"Homeowner’s insurance is catastrophe insurance. It pays if the house burns down — the kind of thing no one can budget for. It doesn’t cover all costs of maintaining a home; you pay most ownership costs and you comparison shop. If homeowner’s insurance worked like American health insurance, it would not only pay for fires but also cover utility bills, replacing broken appliances, baseballs hit into the window and all the food, drink and paper towels that pass through the kitchen. Certainly, a company could offer an insurance product that covered absolutely every expense of living in a home. But such insurance would be phenomenally expensive and full of ultra-complex rules; the insurer would also acquire an incentive to dream up excuses to deny payment.

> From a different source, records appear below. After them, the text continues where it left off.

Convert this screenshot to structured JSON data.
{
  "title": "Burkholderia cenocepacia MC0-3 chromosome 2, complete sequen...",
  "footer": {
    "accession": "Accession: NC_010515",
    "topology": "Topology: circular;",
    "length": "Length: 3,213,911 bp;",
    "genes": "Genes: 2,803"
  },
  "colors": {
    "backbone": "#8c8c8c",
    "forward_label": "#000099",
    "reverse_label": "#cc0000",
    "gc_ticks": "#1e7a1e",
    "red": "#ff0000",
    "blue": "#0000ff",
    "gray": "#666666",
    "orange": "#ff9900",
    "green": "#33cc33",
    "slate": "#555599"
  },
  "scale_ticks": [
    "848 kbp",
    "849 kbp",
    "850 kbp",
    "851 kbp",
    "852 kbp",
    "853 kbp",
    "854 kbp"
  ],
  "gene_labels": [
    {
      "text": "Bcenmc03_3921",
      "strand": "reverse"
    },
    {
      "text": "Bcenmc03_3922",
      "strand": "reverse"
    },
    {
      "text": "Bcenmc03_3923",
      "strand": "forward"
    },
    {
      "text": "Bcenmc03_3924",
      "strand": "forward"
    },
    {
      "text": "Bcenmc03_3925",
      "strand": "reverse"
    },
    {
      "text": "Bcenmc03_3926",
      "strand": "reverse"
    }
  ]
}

Just like American health care insurance!"
Easterbrook poses some great points that have clearly been overlooked by Obama and Congress:
The first step would be a standard-price rule…And the standard price must be published to allow comparison shopping. Good physicians and hospitals could still distinguish themselves through quality of care; in most of the free market, prices are similar, and quality is the basis of sales appeal.
and
We’ve got to control health care costs or the future doesn’t work. Yet the current health-care reform plan is to add more agencies and regulations.
Adding agencies to hurdle in the bureaucracy only hinders the possibility of healthcare reform. It’s possible to have a complex system with a less complex solution. Politicians just have to be convinced of this fact. Keep in mind, they’re all lawyers. They think in the ways that homeowner’s contracts are written, not in the simple ways of say Gregg Easterbrook, a sportswriter.